De hele Libanese burgeroorlog lang moest hoofdonderwijzer Theo het onbegrijpelijke conflict desgevraagd telkens weer uitleggen in De Telegraaf. Op de ochtend dat de Hollandse pater constateerde dat steeds meer kinderen met plastic zakken om hun voeten naar school kwamen, omdat ouders in de oorlogseconomie schoenen niet konden betalen, riep hij onze correspondent erbij. Dat leidde tot een geruchtmakende inzamelingsactie die drie miljoen opbracht, waardoor alle schoolkinderen in heel Libanon schoenen kregen, uit Nederland.
’Voor mij zit het erop, ik verpieter hier’
Nu zit Abouna (vader) Theo samen met zijn rollator elke dag op zijn doodstille kamer in het patershuis, hartje Beiroet.
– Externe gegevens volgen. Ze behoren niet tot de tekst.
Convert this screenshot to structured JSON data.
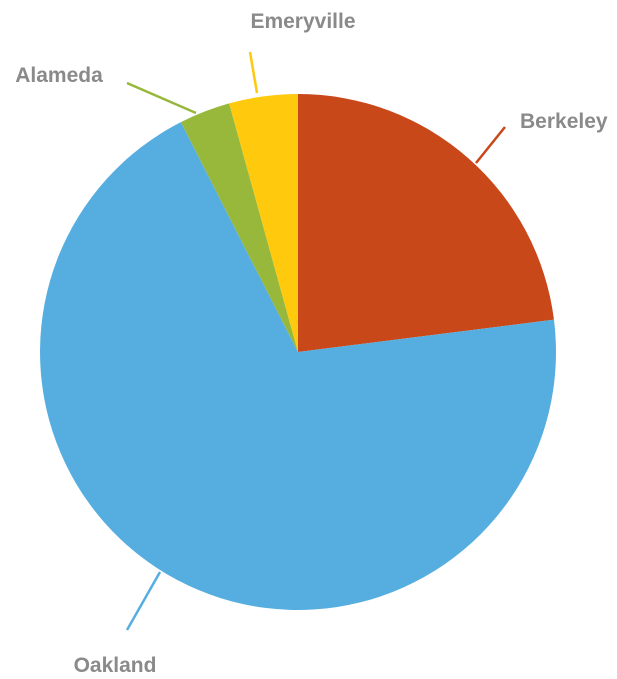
{
  "chart_data": {
    "type": "pie",
    "title": "",
    "start_angle_deg": 0,
    "direction": "clockwise",
    "legend": "none",
    "slices": [
      {
        "label": "Berkeley",
        "value": 23.0,
        "color": "#C8481A"
      },
      {
        "label": "Oakland",
        "value": 69.5,
        "color": "#56AEE0"
      },
      {
        "label": "Alameda",
        "value": 3.2,
        "color": "#98B83C"
      },
      {
        "label": "Emeryville",
        "value": 4.3,
        "color": "#FFC90E"
      }
    ]
  }
}
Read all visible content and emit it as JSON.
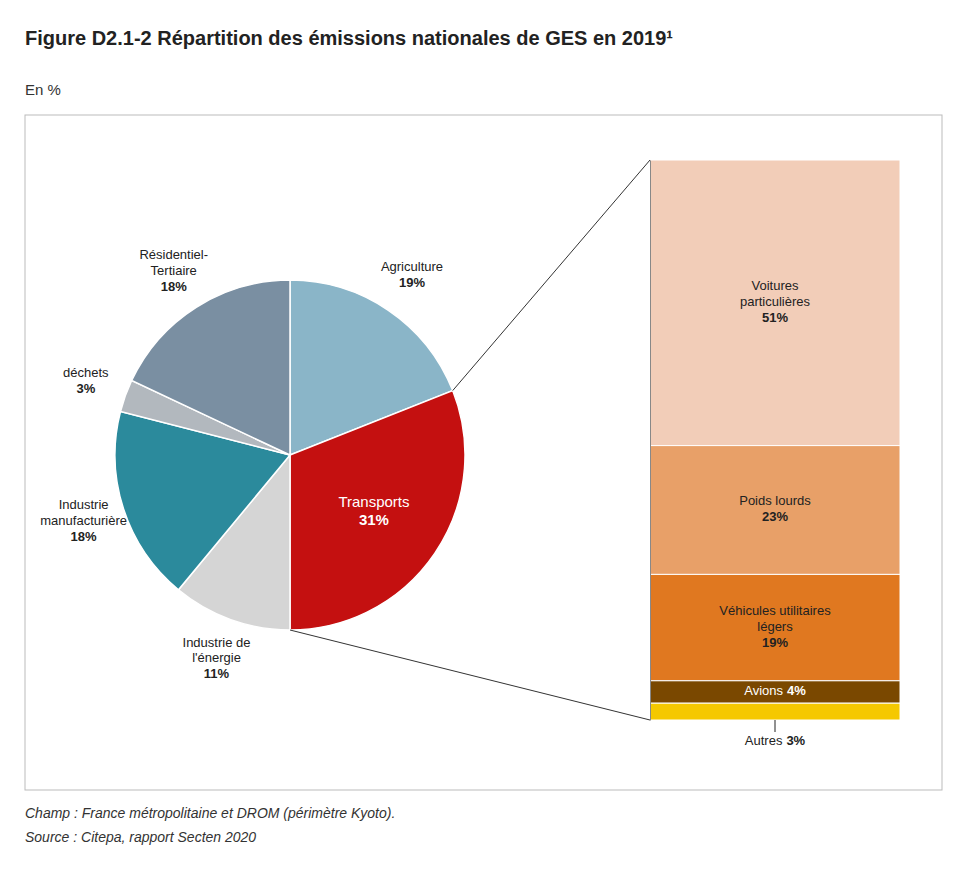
{
  "chart_data": [
    {
      "type": "pie",
      "title": "Figure D2.1-2 Répartition des émissions nationales de GES en 2019¹",
      "subtitle": "En %",
      "annotations": [
        "Champ : France métropolitaine et DROM (périmètre Kyoto).",
        "Source : Citepa, rapport Secten 2020"
      ],
      "categories": [
        "Agriculture",
        "Transports",
        "Industrie de\nl'énergie",
        "Industrie\nmanufacturière",
        "déchets",
        "Résidentiel-\nTertiaire"
      ],
      "values": [
        19,
        31,
        11,
        18,
        3,
        18
      ],
      "value_labels": [
        "19%",
        "31%",
        "11%",
        "18%",
        "3%",
        "18%"
      ],
      "colors": [
        "#8ab5c8",
        "#c41010",
        "#d5d5d5",
        "#2b8a9c",
        "#b2b8be",
        "#7a8fa2"
      ],
      "data_labels": true
    },
    {
      "type": "bar",
      "stacked": true,
      "categories": [
        "Voitures\nparticulières",
        "Poids lourds",
        "Véhicules utilitaires\nlégers",
        "Avions",
        "Autres"
      ],
      "values": [
        51,
        23,
        19,
        4,
        3
      ],
      "value_labels": [
        "51%",
        "23%",
        "19%",
        "4%",
        "3%"
      ],
      "colors": [
        "#f2cdb8",
        "#e8a068",
        "#e07820",
        "#7a4800",
        "#f5c800"
      ],
      "ylim": [
        0,
        100
      ],
      "tick_labels": false,
      "data_labels": true
    }
  ]
}
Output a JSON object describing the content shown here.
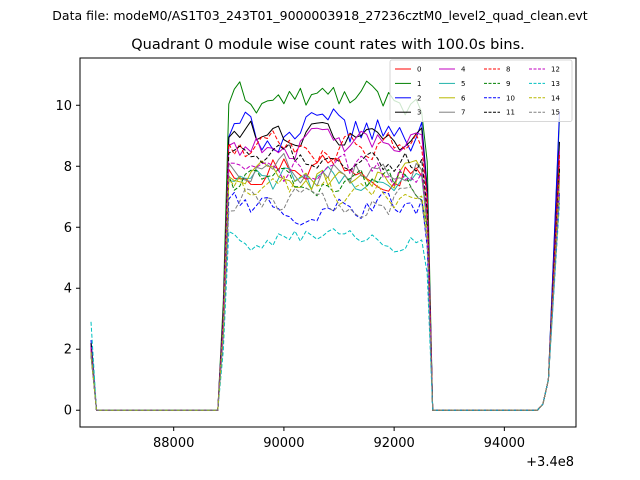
{
  "figure": {
    "suptitle": "Data file: modeM0/AS1T03_243T01_9000003918_27236cztM0_level2_quad_clean.evt",
    "title": "Quadrant 0 module wise count rates with 100.0s bins.",
    "offset_label": "+3.4e8"
  },
  "chart_data": {
    "type": "line",
    "title": "Quadrant 0 module wise count rates with 100.0s bins.",
    "xlabel": "",
    "ylabel": "",
    "x_offset": 340000000,
    "xlim": [
      86300,
      95300
    ],
    "ylim": [
      -0.55,
      11.55
    ],
    "xticks": [
      88000,
      90000,
      92000,
      94000
    ],
    "xtick_labels": [
      "88000",
      "90000",
      "92000",
      "94000"
    ],
    "yticks": [
      0,
      2,
      4,
      6,
      8,
      10
    ],
    "ytick_labels": [
      "0",
      "2",
      "4",
      "6",
      "8",
      "10"
    ],
    "grid": false,
    "legend_position": "top-right",
    "legend_columns": 4,
    "gti_segments": [
      {
        "start": 88900,
        "end": 92700
      },
      {
        "start": 94700,
        "end": 95000
      }
    ],
    "series": [
      {
        "name": "0",
        "color": "#ff0000",
        "style": "solid",
        "start": 2.2,
        "on_level": 8.1,
        "noise": 0.45,
        "end": 8.2
      },
      {
        "name": "1",
        "color": "#008000",
        "style": "solid",
        "start": 2.0,
        "on_level": 10.2,
        "noise": 0.45,
        "end": 9.6
      },
      {
        "name": "2",
        "color": "#0000ff",
        "style": "solid",
        "start": 2.3,
        "on_level": 9.1,
        "noise": 0.55,
        "end": 9.8
      },
      {
        "name": "3",
        "color": "#000000",
        "style": "solid",
        "start": 2.1,
        "on_level": 9.0,
        "noise": 0.4,
        "end": 8.8
      },
      {
        "name": "4",
        "color": "#c000c0",
        "style": "solid",
        "start": 2.1,
        "on_level": 8.7,
        "noise": 0.4,
        "end": 8.5
      },
      {
        "name": "5",
        "color": "#20b2aa",
        "style": "solid",
        "start": 1.9,
        "on_level": 7.5,
        "noise": 0.4,
        "end": 7.9
      },
      {
        "name": "6",
        "color": "#b8b800",
        "style": "solid",
        "start": 1.8,
        "on_level": 7.6,
        "noise": 0.4,
        "end": 7.8
      },
      {
        "name": "7",
        "color": "#808080",
        "style": "solid",
        "start": 1.9,
        "on_level": 8.0,
        "noise": 0.4,
        "end": 7.6
      },
      {
        "name": "8",
        "color": "#ff0000",
        "style": "dashed",
        "start": 2.0,
        "on_level": 8.6,
        "noise": 0.4,
        "end": 8.4
      },
      {
        "name": "9",
        "color": "#008000",
        "style": "dashed",
        "start": 1.8,
        "on_level": 7.5,
        "noise": 0.4,
        "end": 7.9
      },
      {
        "name": "10",
        "color": "#0000ff",
        "style": "dashed",
        "start": 1.9,
        "on_level": 6.7,
        "noise": 0.4,
        "end": 7.2
      },
      {
        "name": "11",
        "color": "#000000",
        "style": "dashed",
        "start": 2.2,
        "on_level": 8.2,
        "noise": 0.35,
        "end": 8.0
      },
      {
        "name": "12",
        "color": "#c000c0",
        "style": "dashed",
        "start": 2.0,
        "on_level": 7.8,
        "noise": 0.4,
        "end": 7.7
      },
      {
        "name": "13",
        "color": "#00c0c0",
        "style": "dashed",
        "start": 2.9,
        "on_level": 5.6,
        "noise": 0.3,
        "end": 6.8
      },
      {
        "name": "14",
        "color": "#b8b800",
        "style": "dashed",
        "start": 1.9,
        "on_level": 7.2,
        "noise": 0.4,
        "end": 7.5
      },
      {
        "name": "15",
        "color": "#808080",
        "style": "dashed",
        "start": 1.8,
        "on_level": 6.9,
        "noise": 0.4,
        "end": 7.0
      }
    ]
  }
}
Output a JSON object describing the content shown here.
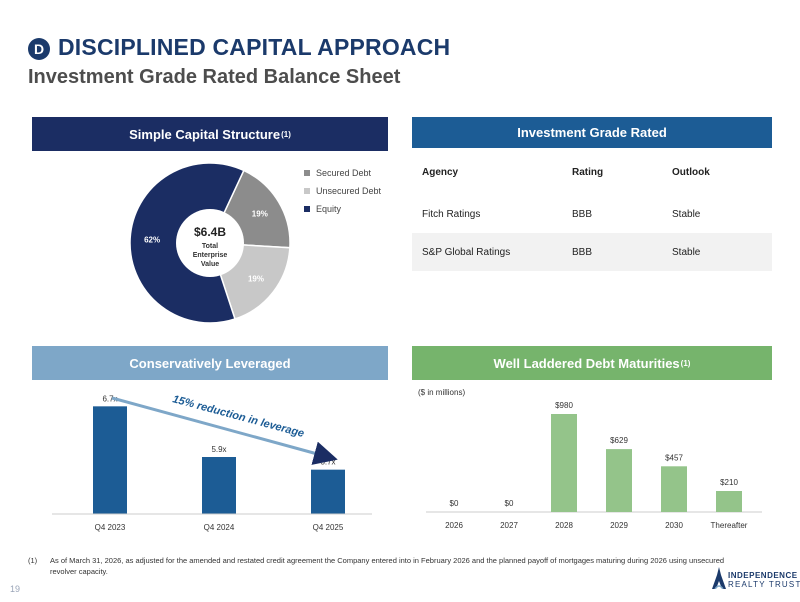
{
  "header": {
    "badge": "D",
    "title": "DISCIPLINED CAPITAL APPROACH",
    "subtitle": "Investment Grade Rated Balance Sheet"
  },
  "capital_structure": {
    "heading": "Simple Capital Structure",
    "heading_sup": "(1)",
    "center_value": "$6.4B",
    "center_label_1": "Total",
    "center_label_2": "Enterprise",
    "center_label_3": "Value",
    "legend": [
      "Secured Debt",
      "Unsecured Debt",
      "Equity"
    ]
  },
  "ratings": {
    "heading": "Investment Grade Rated",
    "columns": [
      "Agency",
      "Rating",
      "Outlook"
    ],
    "rows": [
      [
        "Fitch Ratings",
        "BBB",
        "Stable"
      ],
      [
        "S&P Global Ratings",
        "BBB",
        "Stable"
      ]
    ]
  },
  "leverage": {
    "heading": "Conservatively Leveraged",
    "annotation": "15% reduction in leverage"
  },
  "maturities": {
    "heading": "Well Laddered Debt Maturities",
    "heading_sup": "(1)",
    "units": "($ in millions)"
  },
  "chart_data": [
    {
      "type": "pie",
      "categories": [
        "Secured Debt",
        "Unsecured Debt",
        "Equity"
      ],
      "values": [
        19,
        19,
        62
      ],
      "labels": [
        "19%",
        "19%",
        "62%"
      ],
      "colors": [
        "#8c8c8c",
        "#c8c8c8",
        "#1b2d63"
      ]
    },
    {
      "type": "bar",
      "categories": [
        "Q4 2023",
        "Q4 2024",
        "Q4 2025"
      ],
      "values": [
        6.7,
        5.9,
        5.7
      ],
      "labels": [
        "6.7x",
        "5.9x",
        "5.7x"
      ],
      "ylim": [
        5.0,
        6.8
      ],
      "color": "#1c5c95"
    },
    {
      "type": "bar",
      "categories": [
        "2026",
        "2027",
        "2028",
        "2029",
        "2030",
        "Thereafter"
      ],
      "values": [
        0,
        0,
        980,
        629,
        457,
        210
      ],
      "labels": [
        "$0",
        "$0",
        "$980",
        "$629",
        "$457",
        "$210"
      ],
      "ylim": [
        0,
        1000
      ],
      "color": "#94c48a"
    }
  ],
  "footnote": {
    "number": "(1)",
    "text": "As of March 31, 2026, as adjusted for the amended and restated credit agreement the Company entered into in February 2026 and the planned payoff of mortgages maturing during 2026 using unsecured revolver capacity."
  },
  "page_number": "19",
  "logo": {
    "line1": "INDEPENDENCE",
    "line2": "REALTY TRUST"
  }
}
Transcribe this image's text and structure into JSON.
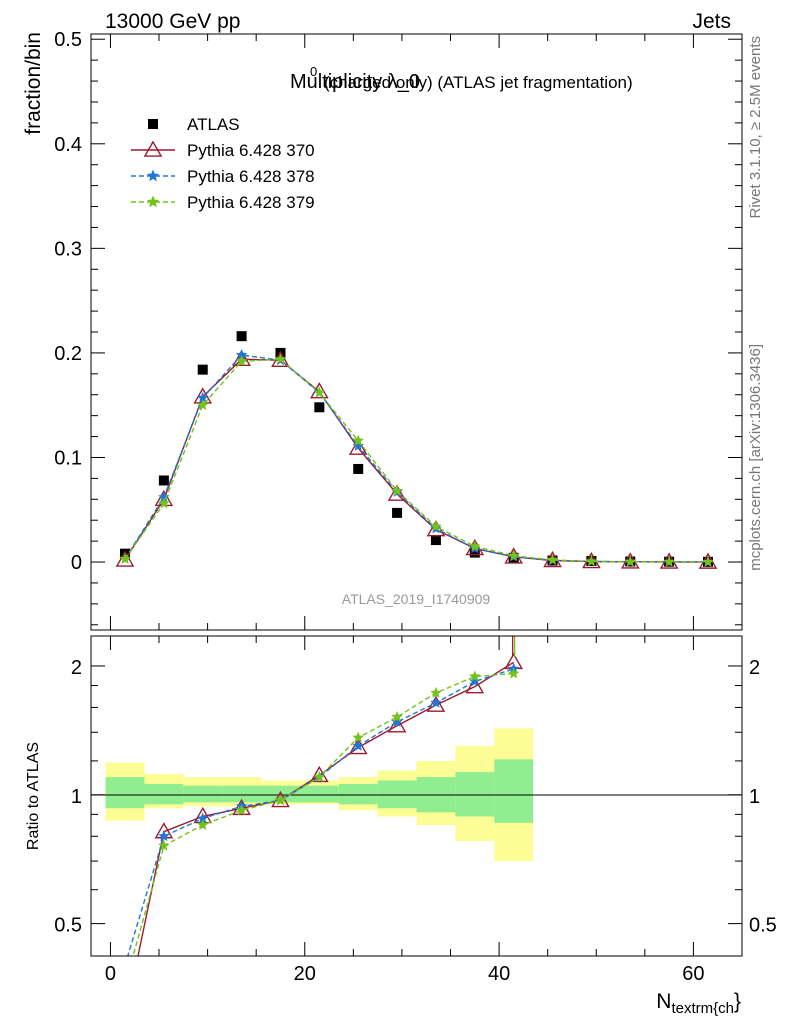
{
  "header": {
    "left": "13000 GeV pp",
    "right": "Jets"
  },
  "side_labels": {
    "rivet": "Rivet 3.1.10, ≥ 2.5M events",
    "mcplots": "mcplots.cern.ch [arXiv:1306.3436]"
  },
  "chart_data": [
    {
      "type": "scatter",
      "title": "Multiplicity λ_0",
      "title_superscript": "0",
      "subtitle": "(charged only) (ATLAS jet fragmentation)",
      "ylabel": "fraction/bin",
      "ylim": [
        -0.065,
        0.505
      ],
      "yticks": [
        0,
        0.1,
        0.2,
        0.3,
        0.4,
        0.5
      ],
      "ytick_labels": [
        "0",
        "0.1",
        "0.2",
        "0.3",
        "0.4",
        "0.5"
      ],
      "xlim": [
        -2,
        65
      ],
      "watermark": "ATLAS_2019_I1740909",
      "legend_position": "top-left",
      "x": [
        1.5,
        5.5,
        9.5,
        13.5,
        17.5,
        21.5,
        25.5,
        29.5,
        33.5,
        37.5,
        41.5,
        45.5,
        49.5,
        53.5,
        57.5,
        61.5
      ],
      "series": [
        {
          "name": "ATLAS",
          "color": "#000000",
          "marker": "square",
          "line": "none",
          "values": [
            0.008,
            0.078,
            0.184,
            0.216,
            0.2,
            0.148,
            0.089,
            0.047,
            0.021,
            0.009,
            0.004,
            0.0015,
            0.001,
            0.0005,
            0.0003,
            0.0002
          ]
        },
        {
          "name": "Pythia 6.428 370",
          "color": "#9b1c2e",
          "marker": "triangle-open",
          "line": "solid",
          "values": [
            0.002,
            0.06,
            0.158,
            0.194,
            0.193,
            0.163,
            0.109,
            0.065,
            0.031,
            0.013,
            0.005,
            0.0015,
            0.0005,
            0.0002,
            0.0001,
            0.0
          ]
        },
        {
          "name": "Pythia 6.428 378",
          "color": "#1f77d8",
          "marker": "star",
          "line": "dashed",
          "values": [
            0.003,
            0.062,
            0.157,
            0.198,
            0.193,
            0.162,
            0.111,
            0.067,
            0.032,
            0.013,
            0.005,
            0.0016,
            0.0005,
            0.0002,
            0.0001,
            0.0
          ]
        },
        {
          "name": "Pythia 6.428 379",
          "color": "#74c21c",
          "marker": "star",
          "line": "dashed",
          "values": [
            0.003,
            0.056,
            0.15,
            0.192,
            0.194,
            0.162,
            0.116,
            0.068,
            0.034,
            0.015,
            0.006,
            0.002,
            0.0006,
            0.0002,
            0.0001,
            0.0
          ]
        }
      ]
    },
    {
      "type": "line",
      "ylabel": "Ratio to ATLAS",
      "xlabel": "N",
      "xlabel_sub": "textrm{ch",
      "xlabel_tail": "}",
      "ylog": true,
      "ylim": [
        0.42,
        2.35
      ],
      "yticks": [
        0.5,
        1,
        2
      ],
      "ytick_labels": [
        "0.5",
        "1",
        "2"
      ],
      "xlim": [
        -2,
        65
      ],
      "xticks": [
        0,
        20,
        40,
        60
      ],
      "xtick_labels": [
        "0",
        "20",
        "40",
        "60"
      ],
      "band_edges": [
        -0.5,
        3.5,
        7.5,
        11.5,
        15.5,
        19.5,
        23.5,
        27.5,
        31.5,
        35.5,
        39.5,
        43.5
      ],
      "band_inner": [
        [
          0.93,
          1.1
        ],
        [
          0.95,
          1.06
        ],
        [
          0.96,
          1.05
        ],
        [
          0.96,
          1.05
        ],
        [
          0.96,
          1.05
        ],
        [
          0.96,
          1.05
        ],
        [
          0.95,
          1.06
        ],
        [
          0.93,
          1.08
        ],
        [
          0.91,
          1.1
        ],
        [
          0.89,
          1.13
        ],
        [
          0.86,
          1.21
        ]
      ],
      "band_outer": [
        [
          0.87,
          1.19
        ],
        [
          0.93,
          1.12
        ],
        [
          0.94,
          1.1
        ],
        [
          0.94,
          1.1
        ],
        [
          0.95,
          1.08
        ],
        [
          0.95,
          1.08
        ],
        [
          0.92,
          1.1
        ],
        [
          0.89,
          1.14
        ],
        [
          0.85,
          1.2
        ],
        [
          0.78,
          1.3
        ],
        [
          0.7,
          1.43
        ]
      ],
      "band_colors": {
        "inner": "#90ee90",
        "outer": "#fdfd96"
      },
      "reference": 1,
      "x": [
        1.5,
        5.5,
        9.5,
        13.5,
        17.5,
        21.5,
        25.5,
        29.5,
        33.5,
        37.5,
        41.5
      ],
      "series": [
        {
          "name": "Pythia 6.428 370",
          "color": "#9b1c2e",
          "marker": "triangle-open",
          "line": "solid",
          "values": [
            0.3,
            0.82,
            0.89,
            0.93,
            0.97,
            1.11,
            1.29,
            1.45,
            1.62,
            1.79,
            2.04
          ]
        },
        {
          "name": "Pythia 6.428 378",
          "color": "#1f77d8",
          "marker": "star",
          "line": "dashed",
          "values": [
            0.4,
            0.8,
            0.88,
            0.94,
            0.97,
            1.1,
            1.3,
            1.48,
            1.64,
            1.84,
            1.97
          ]
        },
        {
          "name": "Pythia 6.428 379",
          "color": "#74c21c",
          "marker": "star",
          "line": "dashed",
          "values": [
            0.36,
            0.76,
            0.85,
            0.92,
            0.97,
            1.1,
            1.36,
            1.52,
            1.73,
            1.89,
            1.92
          ]
        }
      ],
      "offscale_up": {
        "x": 41.5,
        "colors": [
          "#9b1c2e",
          "#74c21c"
        ]
      }
    }
  ]
}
Zoals hij zelf zegt: „Hier ben ik in permanent overleg met mijn vier muren. Ik heb nog wel energie, maar mijn enige uitje is op zondag, wanneer ik in de kerk ben met mijn Filipijnse dienstmeisjes voor wie ik al decennialang aalmoezenier ben. Er zijn in Libanon bijna een kwart miljoen buitenlandse werksters. Als je me vraagt hoe die worden behandeld, dan moet ik helaas zeggen: nog steeds hopeloos beroerd. Het zijn moderne slaven. Paspoorten zijn ingenomen door hun bazen, ze wonen in de bezemkast en hebben nooit een dag vrij. Op zondag krijgt zo’n dertig procent warempel toestemming om even naar een van mijn vier missen te gaan. Dus daar proberen we ook na de heilige mis iets gezelligs van te maken.”
De dienstmeisjes vertrouwen hem daar toe wat ze meemaken in hun werk. Dat is dikwijls mensonterend.
„Veel Filipijnse meisjes werken onder een schrikbewind. Het is hemeltergend. Ze krijgen te maken met gewetenloze schurken”, zegt de pater.
„Gelukkig is daar tegenwoordig de mobiele telefoon. Dat heeft enige verbetering gebracht, nu kunnen ze me stiekem bellen. En dan weet ik wat te doen.”
Toch wil pater Theo nu terug naar Nederland. „Voor mij zit het erop, ik verpieter hier. Vroeger had ik mijn autootje, nu ben ik afhankelijk. Nooit wilde ik terug, ik was altijd bang dat ze me zouden houden. Komende zondag zetten we er een punt achter. Dat vieren we in de kerk met alle dienstmeisjes die dan zo ver van huis ook elkaar weer even zien. Gelukkig heeft de Voorzienigheid het ook zien aankomen en is er voor hen nu een pater uit Ierland gekomen en een uit de Filipijnen. De opdracht is nog lang niet afgerond. Zolang bijna iedere Libanees zichzelf beter vindt dan anderen, is de missie niet voltooid.”